Ann Petitt, 'Walking to Greenham: How the Peacecamp began and the Cold War ended'

IssueOctober 2006
Review by Janet Kilburn

Perhaps for most women who had a close involvement with Greenham, a new book on the subject will be approached with a certain trepidation. Over the years there have been a few - some written by academics, others by women who lived at the camp - and for reasons including remoteness and subjectivity, none has been fantastically well-received. One reason for this is that not one of us has the “whole story”. We each have our own - and we know it.

In this book however, Ann Pettit has managed, with good humour, incisive wit and a solid political perspective, to acknowledge this and to tell us hers. The bones of the tale are well-documented and now solidly embedded in peace movement folklore. This book, essentially a personal memoir, puts the blood, sweat and tears into it.
 

How it really began

In terms of the camp, it covers the period from the 1981 Cardiff to Greenham walk (in which Ann is universally recognised as instigator) to 1984 when she last spent any significant time at the camp. However, as well as recounting the fantastic DIY spirit, dis-organisation, lack of professional campaigning skills, and surreal experiences of camp, it also offers a thread of familial experience from the 1930s on.

It includes narratives of her father's communism and his dilemmas over the correct path to tread during the Second World War, and her mother's experience of life in occupied France - with her own dad in the resistance, and her decision not to turn away when the trains, carrying their human cargo east, passed through her village.
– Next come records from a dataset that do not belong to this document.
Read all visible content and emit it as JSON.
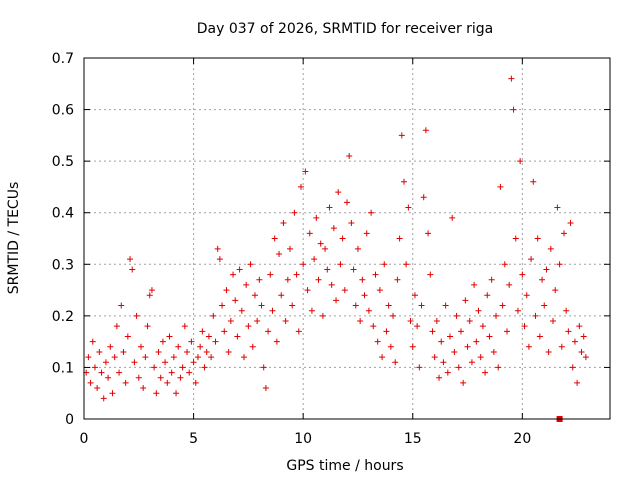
{
  "chart_data": {
    "type": "scatter",
    "title": "Day 037 of 2026, SRMTID for receiver riga",
    "xlabel": "GPS time / hours",
    "ylabel": "SRMTID / TECUs",
    "xlim": [
      0,
      24
    ],
    "ylim": [
      0,
      0.7
    ],
    "xticks": [
      0,
      5,
      10,
      15,
      20
    ],
    "yticks": [
      0,
      0.1,
      0.2,
      0.3,
      0.4,
      0.5,
      0.6,
      0.7
    ],
    "ytick_labels": [
      "0",
      "0.1",
      "0.2",
      "0.3",
      "0.4",
      "0.5",
      "0.6",
      "0.7"
    ],
    "grid": true,
    "marker": "plus",
    "color": "#e00000",
    "marker_square": [
      21.7,
      0.0
    ],
    "series": [
      {
        "name": "SRMTID",
        "points": [
          [
            0.1,
            0.09
          ],
          [
            0.2,
            0.12
          ],
          [
            0.3,
            0.07
          ],
          [
            0.4,
            0.15
          ],
          [
            0.5,
            0.1
          ],
          [
            0.6,
            0.06
          ],
          [
            0.7,
            0.13
          ],
          [
            0.8,
            0.09
          ],
          [
            0.9,
            0.04
          ],
          [
            1.0,
            0.11
          ],
          [
            1.1,
            0.08
          ],
          [
            1.2,
            0.14
          ],
          [
            1.3,
            0.05
          ],
          [
            1.4,
            0.12
          ],
          [
            1.5,
            0.18
          ],
          [
            1.6,
            0.09
          ],
          [
            1.7,
            0.22
          ],
          [
            1.8,
            0.13
          ],
          [
            1.9,
            0.07
          ],
          [
            2.0,
            0.16
          ],
          [
            2.1,
            0.31
          ],
          [
            2.2,
            0.29
          ],
          [
            2.3,
            0.11
          ],
          [
            2.4,
            0.2
          ],
          [
            2.5,
            0.08
          ],
          [
            2.6,
            0.14
          ],
          [
            2.7,
            0.06
          ],
          [
            2.8,
            0.12
          ],
          [
            2.9,
            0.18
          ],
          [
            3.0,
            0.24
          ],
          [
            3.1,
            0.25
          ],
          [
            3.2,
            0.1
          ],
          [
            3.3,
            0.05
          ],
          [
            3.4,
            0.13
          ],
          [
            3.5,
            0.08
          ],
          [
            3.6,
            0.15
          ],
          [
            3.7,
            0.11
          ],
          [
            3.8,
            0.07
          ],
          [
            3.9,
            0.16
          ],
          [
            4.0,
            0.09
          ],
          [
            4.1,
            0.12
          ],
          [
            4.2,
            0.05
          ],
          [
            4.3,
            0.14
          ],
          [
            4.4,
            0.08
          ],
          [
            4.5,
            0.1
          ],
          [
            4.6,
            0.18
          ],
          [
            4.7,
            0.13
          ],
          [
            4.8,
            0.09
          ],
          [
            4.9,
            0.15
          ],
          [
            5.0,
            0.11
          ],
          [
            5.1,
            0.07
          ],
          [
            5.2,
            0.12
          ],
          [
            5.3,
            0.14
          ],
          [
            5.4,
            0.17
          ],
          [
            5.5,
            0.1
          ],
          [
            5.6,
            0.13
          ],
          [
            5.7,
            0.16
          ],
          [
            5.8,
            0.12
          ],
          [
            5.9,
            0.2
          ],
          [
            6.0,
            0.15
          ],
          [
            6.1,
            0.33
          ],
          [
            6.2,
            0.31
          ],
          [
            6.3,
            0.22
          ],
          [
            6.4,
            0.17
          ],
          [
            6.5,
            0.25
          ],
          [
            6.6,
            0.13
          ],
          [
            6.7,
            0.19
          ],
          [
            6.8,
            0.28
          ],
          [
            6.9,
            0.23
          ],
          [
            7.0,
            0.16
          ],
          [
            7.1,
            0.29
          ],
          [
            7.2,
            0.21
          ],
          [
            7.3,
            0.12
          ],
          [
            7.4,
            0.26
          ],
          [
            7.5,
            0.18
          ],
          [
            7.6,
            0.3
          ],
          [
            7.7,
            0.14
          ],
          [
            7.8,
            0.24
          ],
          [
            7.9,
            0.19
          ],
          [
            8.0,
            0.27
          ],
          [
            8.1,
            0.22
          ],
          [
            8.2,
            0.1
          ],
          [
            8.3,
            0.06
          ],
          [
            8.4,
            0.17
          ],
          [
            8.5,
            0.28
          ],
          [
            8.6,
            0.21
          ],
          [
            8.7,
            0.35
          ],
          [
            8.8,
            0.15
          ],
          [
            8.9,
            0.32
          ],
          [
            9.0,
            0.24
          ],
          [
            9.1,
            0.38
          ],
          [
            9.2,
            0.19
          ],
          [
            9.3,
            0.27
          ],
          [
            9.4,
            0.33
          ],
          [
            9.5,
            0.22
          ],
          [
            9.6,
            0.4
          ],
          [
            9.7,
            0.28
          ],
          [
            9.8,
            0.17
          ],
          [
            9.9,
            0.45
          ],
          [
            10.0,
            0.3
          ],
          [
            10.1,
            0.48
          ],
          [
            10.2,
            0.25
          ],
          [
            10.3,
            0.36
          ],
          [
            10.4,
            0.21
          ],
          [
            10.5,
            0.31
          ],
          [
            10.6,
            0.39
          ],
          [
            10.7,
            0.27
          ],
          [
            10.8,
            0.34
          ],
          [
            10.9,
            0.2
          ],
          [
            11.0,
            0.33
          ],
          [
            11.1,
            0.29
          ],
          [
            11.2,
            0.41
          ],
          [
            11.3,
            0.26
          ],
          [
            11.4,
            0.37
          ],
          [
            11.5,
            0.23
          ],
          [
            11.6,
            0.44
          ],
          [
            11.7,
            0.3
          ],
          [
            11.8,
            0.35
          ],
          [
            11.9,
            0.25
          ],
          [
            12.0,
            0.42
          ],
          [
            12.1,
            0.51
          ],
          [
            12.2,
            0.38
          ],
          [
            12.3,
            0.29
          ],
          [
            12.4,
            0.22
          ],
          [
            12.5,
            0.33
          ],
          [
            12.6,
            0.19
          ],
          [
            12.7,
            0.27
          ],
          [
            12.8,
            0.24
          ],
          [
            12.9,
            0.36
          ],
          [
            13.0,
            0.21
          ],
          [
            13.1,
            0.4
          ],
          [
            13.2,
            0.18
          ],
          [
            13.3,
            0.28
          ],
          [
            13.4,
            0.15
          ],
          [
            13.5,
            0.25
          ],
          [
            13.6,
            0.12
          ],
          [
            13.7,
            0.3
          ],
          [
            13.8,
            0.17
          ],
          [
            13.9,
            0.22
          ],
          [
            14.0,
            0.14
          ],
          [
            14.1,
            0.2
          ],
          [
            14.2,
            0.11
          ],
          [
            14.3,
            0.27
          ],
          [
            14.4,
            0.35
          ],
          [
            14.5,
            0.55
          ],
          [
            14.6,
            0.46
          ],
          [
            14.7,
            0.3
          ],
          [
            14.8,
            0.41
          ],
          [
            14.9,
            0.19
          ],
          [
            15.0,
            0.14
          ],
          [
            15.1,
            0.24
          ],
          [
            15.2,
            0.18
          ],
          [
            15.3,
            0.1
          ],
          [
            15.4,
            0.22
          ],
          [
            15.5,
            0.43
          ],
          [
            15.6,
            0.56
          ],
          [
            15.7,
            0.36
          ],
          [
            15.8,
            0.28
          ],
          [
            15.9,
            0.17
          ],
          [
            16.0,
            0.12
          ],
          [
            16.1,
            0.19
          ],
          [
            16.2,
            0.08
          ],
          [
            16.3,
            0.15
          ],
          [
            16.4,
            0.11
          ],
          [
            16.5,
            0.22
          ],
          [
            16.6,
            0.09
          ],
          [
            16.7,
            0.16
          ],
          [
            16.8,
            0.39
          ],
          [
            16.9,
            0.13
          ],
          [
            17.0,
            0.2
          ],
          [
            17.1,
            0.1
          ],
          [
            17.2,
            0.17
          ],
          [
            17.3,
            0.07
          ],
          [
            17.4,
            0.23
          ],
          [
            17.5,
            0.14
          ],
          [
            17.6,
            0.19
          ],
          [
            17.7,
            0.11
          ],
          [
            17.8,
            0.26
          ],
          [
            17.9,
            0.15
          ],
          [
            18.0,
            0.21
          ],
          [
            18.1,
            0.12
          ],
          [
            18.2,
            0.18
          ],
          [
            18.3,
            0.09
          ],
          [
            18.4,
            0.24
          ],
          [
            18.5,
            0.16
          ],
          [
            18.6,
            0.27
          ],
          [
            18.7,
            0.13
          ],
          [
            18.8,
            0.2
          ],
          [
            18.9,
            0.1
          ],
          [
            19.0,
            0.45
          ],
          [
            19.1,
            0.22
          ],
          [
            19.2,
            0.3
          ],
          [
            19.3,
            0.17
          ],
          [
            19.4,
            0.26
          ],
          [
            19.5,
            0.66
          ],
          [
            19.6,
            0.6
          ],
          [
            19.7,
            0.35
          ],
          [
            19.8,
            0.21
          ],
          [
            19.9,
            0.5
          ],
          [
            20.0,
            0.28
          ],
          [
            20.1,
            0.18
          ],
          [
            20.2,
            0.24
          ],
          [
            20.3,
            0.14
          ],
          [
            20.4,
            0.31
          ],
          [
            20.5,
            0.46
          ],
          [
            20.6,
            0.2
          ],
          [
            20.7,
            0.35
          ],
          [
            20.8,
            0.16
          ],
          [
            20.9,
            0.27
          ],
          [
            21.0,
            0.22
          ],
          [
            21.1,
            0.29
          ],
          [
            21.2,
            0.13
          ],
          [
            21.3,
            0.33
          ],
          [
            21.4,
            0.19
          ],
          [
            21.5,
            0.25
          ],
          [
            21.6,
            0.41
          ],
          [
            21.7,
            0.3
          ],
          [
            21.8,
            0.14
          ],
          [
            21.9,
            0.36
          ],
          [
            22.0,
            0.21
          ],
          [
            22.1,
            0.17
          ],
          [
            22.2,
            0.38
          ],
          [
            22.3,
            0.1
          ],
          [
            22.4,
            0.15
          ],
          [
            22.5,
            0.07
          ],
          [
            22.6,
            0.18
          ],
          [
            22.7,
            0.13
          ],
          [
            22.8,
            0.16
          ],
          [
            22.9,
            0.12
          ]
        ]
      }
    ]
  }
}
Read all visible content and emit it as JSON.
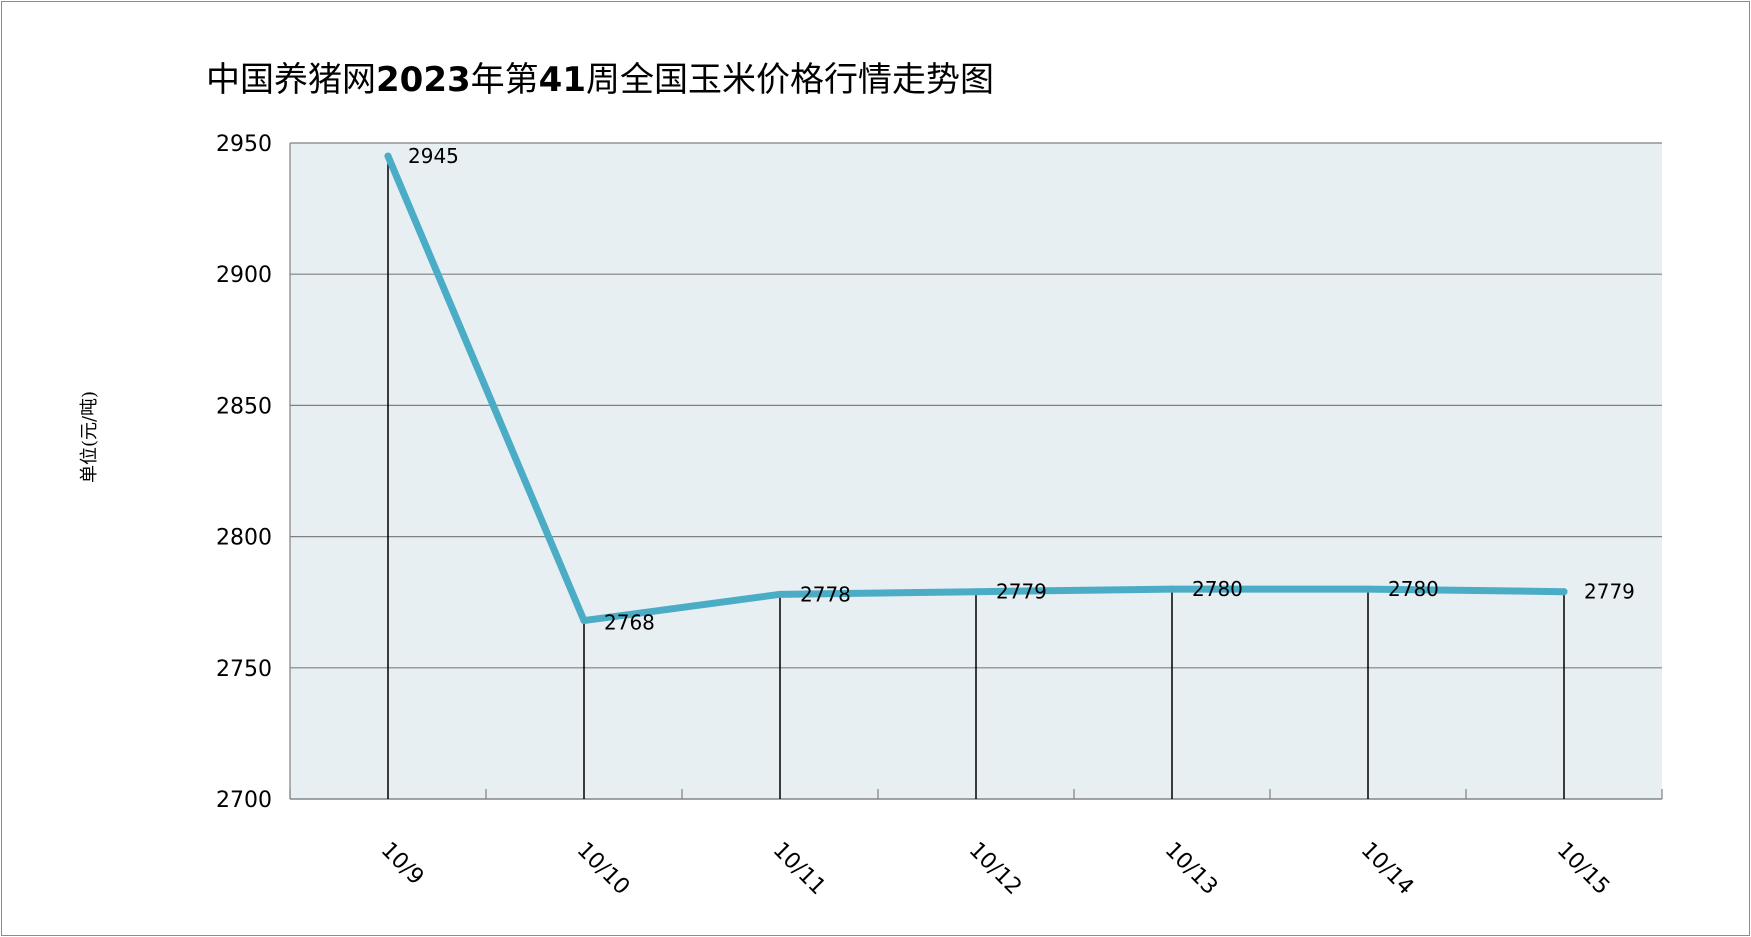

Doing what you can - even if that simply means bearing witness - seems to have been well-communicated; her family's values have no doubt helped shape and inform her life's journey.
 

Across the divide

The latter part - perhaps one third of the book - is dedicated to the story of the engagement of people in the British peace movement with those in the then USSR. They were motivated in part by the idea that ordinary people had to make connections with each other across the Iron Curtain in order for things to change.

Coming from a background where the workers' revolution and “Uncle Joe” were idealised, and operating in the Cold War climate herself - though with a much stronger critique of project USSR than her father - this bold approach was quite inspired.

Her story of the Trust Group and of travelling to Russia has to be placed in context. These days you can hop on a plane and go pretty much anywhere if you have a British passport. In the early 1980s the situation was very different. Paranoid Soviet state control had reached insane levels, and internal dissent, contact with westerners and so on, was dealt with in a brutal manner. There were risks - small and great - for all concerned.
 

Life on earth

From her early adult years as a dope-smoking squatter in London, to the later chaos of motherhood in a dilapidated Welsh farmhouse surrounded by rubble, children, vegetables and animals (including Dolly the cow - who plays a small but important role in the Greenham story!), Ann well communicates the reality of trying to organise while also managing daily life.

Her connection to and appreciation of the earth - from an obvious love of the Common, to her gardening - also runs through this book. It is peppered with observations about the weather, the smell of the woods, and the brightness of the stars.
 

Her story

In a way, there is nothing to critique in this book because, although you might think some of the strategies (or lack of them) and approaches are not what you would have done, this is her story.

As a parting shot, Ann reminds us that the spirit that created Greenham is infinitely fertile and encourages new approaches for dealing with current issues. The power of this very readable, funny and moving, book is that it communicates the belief that everyone can make a difference - that each of us can do things to add new chapters to the story.